一个Projeted Volume挂载service account引发的故障

最近接到一个业务报告的故障，提到argo创建的流水线运行失败，其中Pod去访问kube API Server时，偶发出现401认证不通过的问题。

API Server报错如下：

E1212 18:37:53.063390       1 claims.go:126] unexpected validation error: *errors.errorString
E1212 18:37:53.063583       1 authentication.go:63] "Unable to authenticate the request" err="[invalid bearer token, Token could not be validated.]"

从报错上来看，的确没有通过API Server的认证。

func (v *validator) Validate(ctx context.Context, _ string, public *jwt.Claims, privateObj interface{}) (*apiserverserviceaccount.ServiceAccountInfo, error) {
	private, ok := privateObj.(*privateClaims)
	if !ok {
		klog.Errorf("jwt validator expected private claim of type *privateClaims but got: %T", privateObj)
		return nil, errors.New("Token could not be validated.")
	}
	nowTime := now()
	err := public.Validate(jwt.Expected{
		Time: nowTime,
	})
	switch {
	case err == nil:
	case err == jwt.ErrExpired:
		return nil, errors.New("Token has expired.")
	default:
		klog.Errorf("unexpected validation error: %T", err)
		return nil, errors.New("Token could not be validated.")
	}

先不看API Server的报错，看看业务使用的认证方式是什么。

通常业务使用的是service account来访问API Server，这种情况业务代码使用incluster kubeconfig就可以通过API Server的认证了；如果需要相应的权限，则给这个service account授予对应的RBAC权限即可。

这种用法的一个弊端是一旦授予出去了，service account的有效期就是永久的，回收很困难。

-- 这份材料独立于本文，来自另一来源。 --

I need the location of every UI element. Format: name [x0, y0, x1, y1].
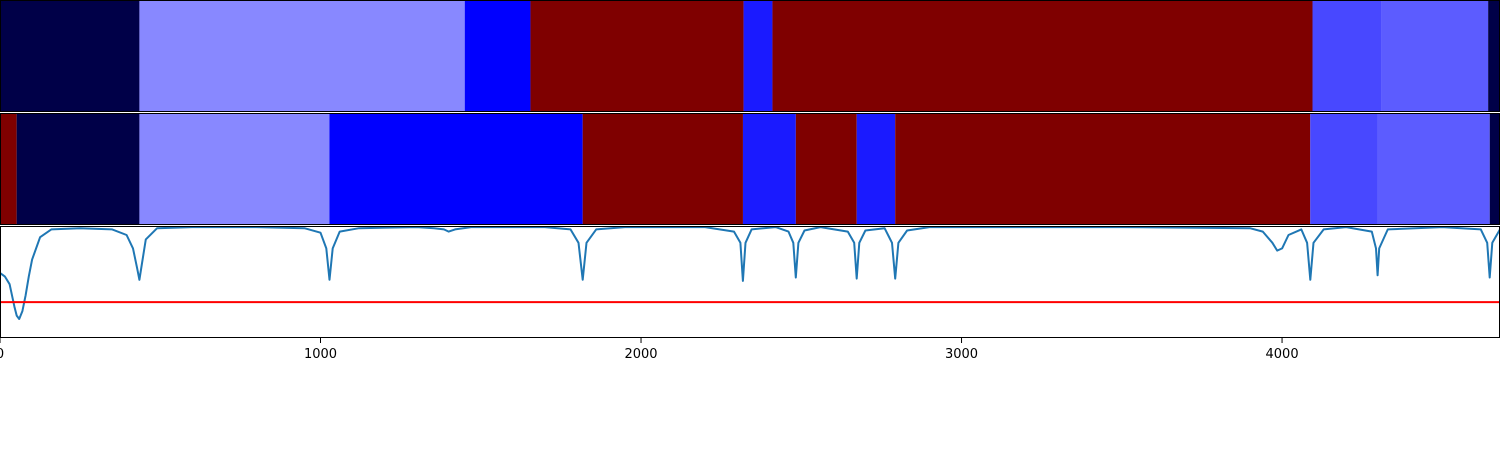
segment-top-7: [1381, 0, 1489, 112]
segment-top-8: [1488, 0, 1500, 112]
x-tick-label-4: 4000: [1266, 347, 1299, 362]
segment-middle-10: [1377, 113, 1490, 225]
segment-middle-6: [795, 113, 857, 225]
segment-middle-11: [1489, 113, 1500, 225]
top-segment-strip: [0, 0, 1500, 112]
segment-top-4: [743, 0, 773, 112]
segment-top-1: [139, 0, 465, 112]
x-axis: 0 1000 2000 3000 4000: [0, 338, 1299, 362]
x-tick-label-0: 0: [0, 347, 4, 362]
segment-top-3: [530, 0, 744, 112]
segment-middle-2: [139, 113, 330, 225]
segment-top-2: [464, 0, 531, 112]
x-tick-label-2: 2000: [624, 347, 657, 362]
segment-middle-3: [329, 113, 583, 225]
segment-middle-1: [16, 113, 140, 225]
segment-top-5: [772, 0, 1313, 112]
x-tick-label-1: 1000: [304, 347, 337, 362]
segment-middle-9: [1310, 113, 1378, 225]
x-tick-label-3: 3000: [945, 347, 978, 362]
series-line-0: [0, 226, 1500, 320]
bottom-plot-frame: [0, 226, 1500, 338]
segment-middle-8: [895, 113, 1311, 225]
segment-middle-7: [856, 113, 896, 225]
segment-middle-0: [0, 113, 17, 225]
bottom-line-plot: [0, 226, 1500, 338]
segment-middle-4: [582, 113, 743, 225]
segment-top-6: [1312, 0, 1382, 112]
middle-segment-strip: [0, 113, 1500, 225]
segment-middle-5: [742, 113, 796, 225]
segment-top-0: [0, 0, 140, 112]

projected volumes提供了一种新的service account注入的方法： https://kubernetes.io/docs/concepts/storage/projected-volumes/#serviceaccounttoken

如下是一个示例：

apiVersion: v1
kind: Pod
metadata:
  name: sa-token-test
spec:
  containers:
  - name: container-test
    image: busybox:1.28
    command: ["sleep", "3600"]
    volumeMounts:
    - name: token-vol
      mountPath: "/service-account"
      readOnly: true
  serviceAccountName: default
  volumes:
  - name: token-vol
    projected:
      sources:
      - serviceAccountToken:
          audience: api
          expirationSeconds: 3600
          path: token

kubelet会为service account临时生成一个token，并将token注入到/service-account，token有效期为3600秒。你可以将token取出来，写到kubectl使用的config中，同样可以访问API Server。

apiVersion: v1
clusters:
- cluster:
    certificate-authority-data: 「CA」
    server: https://kubernetes-apiserver.kube-system.svc.global.tcs.internal:6443
  name: global
contexts:
- context:
    cluster: global
    user: xxx
  name: xxx@global
current-context: xxx@global
kind: Config
preferences: {}
users:
- name: xxx
  user:
    token: 「token」

回到这个问题，既然怀疑这个token有问题，于是我们将Pod的启动命令改成 sleep infinity，等Pod启动后，将token拿出来放到config中，发现token没有任何问题，而且过期时间也足够。

陷入了沉思。

不过没关系，我们回过来看上面API Server的报错。我们使用的是k8s 1.22版本，只有ErrExpired会打印具体的报错，其他的错误只会傻傻的打印 *errors.errorString 。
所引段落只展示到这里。